Ed hardy makes air fresheners now. Now even the air can be a douchebag.
There is a girl on the metro with no shoes and she's using a Crown Royal bag as a purse.
She just licked her nipple in public to get a free bar tab.
They only knew me as the lesbian that passed out in a bathtub. That's not what you call friendship.
Bitch looked at my dick and said "I thought they called you horsecock, I'm already disappointed"
I told you that line would get her home never said it was a good idea
It's like I just got slapped in the face with the cock of nostalgia.

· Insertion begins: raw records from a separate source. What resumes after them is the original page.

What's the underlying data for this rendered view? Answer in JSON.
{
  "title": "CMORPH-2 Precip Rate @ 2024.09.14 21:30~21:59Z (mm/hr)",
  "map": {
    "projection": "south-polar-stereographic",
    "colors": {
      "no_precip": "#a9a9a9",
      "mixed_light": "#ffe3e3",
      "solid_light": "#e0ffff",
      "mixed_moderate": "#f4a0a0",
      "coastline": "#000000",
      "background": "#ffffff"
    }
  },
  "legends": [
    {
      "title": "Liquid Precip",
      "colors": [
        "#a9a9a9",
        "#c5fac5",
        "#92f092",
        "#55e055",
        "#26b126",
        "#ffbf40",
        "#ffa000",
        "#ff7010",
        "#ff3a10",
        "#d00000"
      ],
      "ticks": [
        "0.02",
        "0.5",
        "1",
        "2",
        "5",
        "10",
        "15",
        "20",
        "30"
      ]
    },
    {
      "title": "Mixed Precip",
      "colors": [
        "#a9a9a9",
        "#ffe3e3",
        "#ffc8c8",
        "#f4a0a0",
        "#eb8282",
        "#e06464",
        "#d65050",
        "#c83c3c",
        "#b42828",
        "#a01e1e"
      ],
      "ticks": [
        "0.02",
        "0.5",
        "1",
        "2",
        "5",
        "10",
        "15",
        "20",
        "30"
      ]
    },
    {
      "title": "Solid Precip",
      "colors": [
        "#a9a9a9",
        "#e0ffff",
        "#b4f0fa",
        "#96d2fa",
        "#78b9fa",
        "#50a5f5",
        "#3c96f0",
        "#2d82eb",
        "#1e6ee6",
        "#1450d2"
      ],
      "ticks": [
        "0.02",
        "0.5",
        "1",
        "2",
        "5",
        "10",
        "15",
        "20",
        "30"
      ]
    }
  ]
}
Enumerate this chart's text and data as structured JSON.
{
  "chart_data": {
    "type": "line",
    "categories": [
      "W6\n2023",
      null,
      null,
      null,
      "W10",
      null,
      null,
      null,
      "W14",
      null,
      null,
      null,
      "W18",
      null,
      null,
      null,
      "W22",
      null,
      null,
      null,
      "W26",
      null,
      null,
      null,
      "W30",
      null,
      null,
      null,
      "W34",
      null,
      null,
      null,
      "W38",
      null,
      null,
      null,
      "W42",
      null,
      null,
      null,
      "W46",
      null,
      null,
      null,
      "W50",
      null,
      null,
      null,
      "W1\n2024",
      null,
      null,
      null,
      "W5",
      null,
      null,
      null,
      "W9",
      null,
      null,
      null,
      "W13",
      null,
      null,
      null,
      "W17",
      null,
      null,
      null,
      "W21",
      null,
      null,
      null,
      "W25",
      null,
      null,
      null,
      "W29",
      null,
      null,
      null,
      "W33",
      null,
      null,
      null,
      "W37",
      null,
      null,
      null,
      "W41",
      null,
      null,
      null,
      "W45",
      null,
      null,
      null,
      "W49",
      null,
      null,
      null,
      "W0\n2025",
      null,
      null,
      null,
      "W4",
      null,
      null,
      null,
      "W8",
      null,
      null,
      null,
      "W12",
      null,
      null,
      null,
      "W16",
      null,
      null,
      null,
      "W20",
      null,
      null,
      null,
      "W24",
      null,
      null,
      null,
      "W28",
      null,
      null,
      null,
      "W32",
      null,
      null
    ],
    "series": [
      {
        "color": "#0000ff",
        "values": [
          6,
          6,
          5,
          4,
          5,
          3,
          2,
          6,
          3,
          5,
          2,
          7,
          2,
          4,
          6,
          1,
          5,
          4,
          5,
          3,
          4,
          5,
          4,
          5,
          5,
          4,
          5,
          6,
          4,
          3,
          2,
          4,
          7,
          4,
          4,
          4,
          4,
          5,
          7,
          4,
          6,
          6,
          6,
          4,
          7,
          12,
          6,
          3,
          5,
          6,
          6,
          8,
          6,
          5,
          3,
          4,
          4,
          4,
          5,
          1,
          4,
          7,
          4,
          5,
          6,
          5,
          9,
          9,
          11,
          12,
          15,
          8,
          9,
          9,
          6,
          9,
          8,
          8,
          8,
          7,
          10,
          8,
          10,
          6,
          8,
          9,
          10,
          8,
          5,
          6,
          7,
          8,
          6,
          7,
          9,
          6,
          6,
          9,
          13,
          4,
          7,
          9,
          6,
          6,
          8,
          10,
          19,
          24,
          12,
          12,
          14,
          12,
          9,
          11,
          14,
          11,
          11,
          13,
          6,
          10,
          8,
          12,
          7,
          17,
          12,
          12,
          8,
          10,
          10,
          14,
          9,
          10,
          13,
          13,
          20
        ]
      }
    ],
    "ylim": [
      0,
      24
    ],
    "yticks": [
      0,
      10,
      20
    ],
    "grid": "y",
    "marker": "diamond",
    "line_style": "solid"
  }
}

All I remember is intermittent flashes of being passed out on the side of the road 3 or 4 different times. And telling him to just leave me there and I would walk home in the morning.
Yes ma'am. At least you're a warning story I can tell to my kids in the future
Was my mother there when I broke the stipper pole?
Using mass transit when I'm hungover makes me feel like I missed my calling as a serial killer
What drinking game we play yesterday? Fight club or something?
How do you tell a vegan you want him to stuff you like a turkey?
I knew how high you were when you put a french fry in your mouth and said 'fuck, this tastes like meat but feels blue.'
If you wake up, and some of your hair is singed off, it probably has something to do with the lit cigarette you put in your hair. You said it could double as a bobby pin...?
You threw him in the dryer?
He went in of his own accord. Mumbled something about experiencing the blossoming of popcorn.